At the same time as the Department of Public Safety is planning to deploy more electric carts, the university is working to enforce rules to help decrease traffic decongestion.
The Environmental Health and Safety department of Career and Protective Services is currently working to create a safety program to train people in the proper use of electric vehicles, and Ed Becker, executive director of Environmental Health & Safety, said preliminary measures are being taken to draft an on-campus safety policy that will attempt to educate and spread awareness about the rules of operating an electric vehicle.
“It’s something that is already happening, and what we need to do is adapt the rules to make sure that we can control the growth in carts. It’s [about] controlling access and controlling the number of vehicles,” Becker said.
Becker said there need to be ways to ensure that electric cart drivers obey the rules of the road and to discourage the idea that drivers can behave differently just because they are on campus.
“Electric vehicles [are] a convenient way to get around but in order to have them coexist with all the other forms of transportation on campus, we have to have a clear set of rules and people following rules,” Becker said.
Another concern being addressed is how to prevent unregistered carts from coming onto campus, which has the potential to cause unwanted congestion or danger to those on campus.
Mandating that all the vehicles have some sort of USC registration will discourage these unregistered vehicles on campus because drivers will be able to be identified and found if need be, Becker said.
“The first step is having [the vehicles] first registered through a department, Becker said. “Not all of them are registered now, but by the end of the year, we’re hoping to have a full inventory.”
DPS Capt. David Carlisle said employing a strategy to decrease the number of DPS cars on campus and instead rely more heavily on alternative forms of transportation.
“The fewer the cars, the better; it’s more effective for DPS to patrol the University Park Campus on foot, on bikes or on our three-wheeled electrical vehicles called T3s,” Carlisle said.
DPS currently has a total of 47 bikes, 18 T3s, three electric carts and 30 vehicles available for patrol, said DPS Chief Carey Drayton.
Carlisle said the Ford Explorers that DPS officers drive are practical for police patrolling off campus.
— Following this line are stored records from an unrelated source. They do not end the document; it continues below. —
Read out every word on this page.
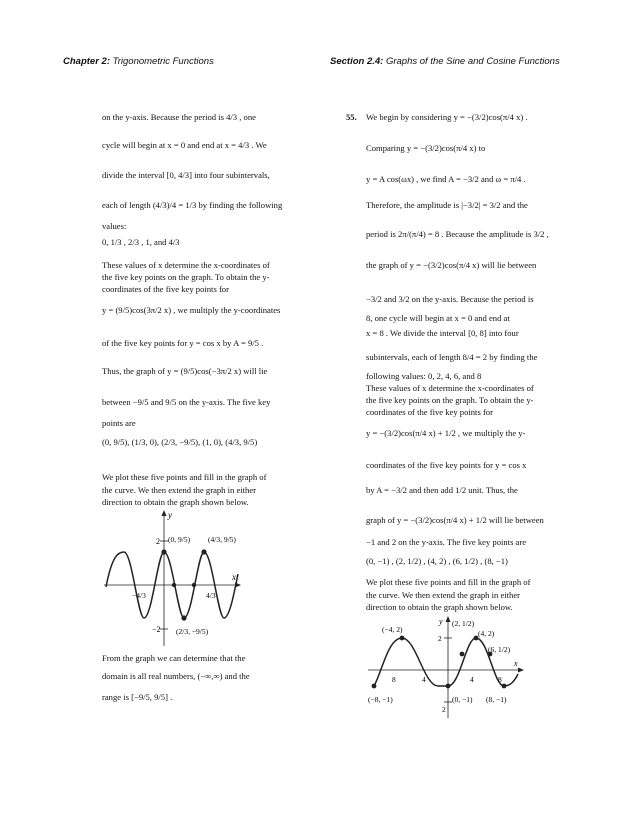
Chapter 2: Trigonometric Functions	Section 2.4: Graphs of the Sine and Cosine Functions
on the y-axis. Because the period is 4/3 , one
cycle will begin at x = 0 and end at x = 4/3 . We
divide the interval [0, 4/3] into four subintervals,
each of length (4/3)/4 = 1/3 by finding the following
values:
0, 1/3 , 2/3 , 1, and 4/3
These values of x determine the x-coordinates of
the five key points on the graph. To obtain the y-
coordinates of the five key points for
y = (9/5)cos(3π/2 x) , we multiply the y-coordinates
of the five key points for y = cos x by A = 9/5 .
Thus, the graph of y = (9/5)cos(−3π/2 x) will lie
between −9/5 and 9/5 on the y-axis. The five key
points are
(0, 9/5), (1/3, 0), (2/3, −9/5), (1, 0), (4/3, 9/5)
We plot these five points and fill in the graph of
the curve. We then extend the graph in either
direction to obtain the graph shown below.
y
x
2
−2
−4/3	4/3
(0, 9/5) (4/3, 9/5)
(2/3, −9/5)
From the graph we can determine that the
domain is all real numbers, (−∞,∞) and the
range is [−9/5, 9/5] .
55. We begin by considering y = −(3/2)cos(π/4 x) .
Comparing y = −(3/2)cos(π/4 x) to
y = A cos(ωx) , we find A = −3/2 and ω = π/4 .
Therefore, the amplitude is |−3/2| = 3/2 and the
period is 2π/(π/4) = 8 . Because the amplitude is 3/2 ,
the graph of y = −(3/2)cos(π/4 x) will lie between
−3/2 and 3/2 on the y-axis. Because the period is
8, one cycle will begin at x = 0 and end at
x = 8 . We divide the interval [0, 8] into four
subintervals, each of length 8/4 = 2 by finding the
following values: 0, 2, 4, 6, and 8
These values of x determine the x-coordinates of
the five key points on the graph. To obtain the y-
coordinates of the five key points for
y = −(3/2)cos(π/4 x) + 1/2 , we multiply the y-
coordinates of the five key points for y = cos x
by A = −3/2 and then add 1/2 unit. Thus, the
graph of y = −(3/2)cos(π/4 x) + 1/2 will lie between
−1 and 2 on the y-axis. The five key points are
(0, −1) , (2, 1/2) , (4, 2) , (6, 1/2) , (8, −1)
We plot these five points and fill in the graph of
the curve. We then extend the graph in either
direction to obtain the graph shown below.
y
x
2
2
8	4	4	8
(−4, 2)
(2, 1/2)
(4, 2)
(6, 1/2)
(−8, −1)	(0, −1) (8, −1)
On campus, however, electrical vehicles could increase DPS accessibility.
“Using T3s, riding a bike or walking makes our officers more accessible to students, faculty and staff because it encourages one-on-one contact,” he said. “It’s easier for students, faculty and staff to talk to us [when not in cars] and we want everyone to know us on a personal basis since we are in a public safety partnership.”
Kim Hasday, a junior majoring in communication, said that a more alleviated campus will make it easier to transport back and forth to class.
“When I’m walking to campus, sometimes it’s so congested that I have to leave extra time to navigate through the crowd,” she said. “So, any way to ease this traffic, I’m all in favor of.”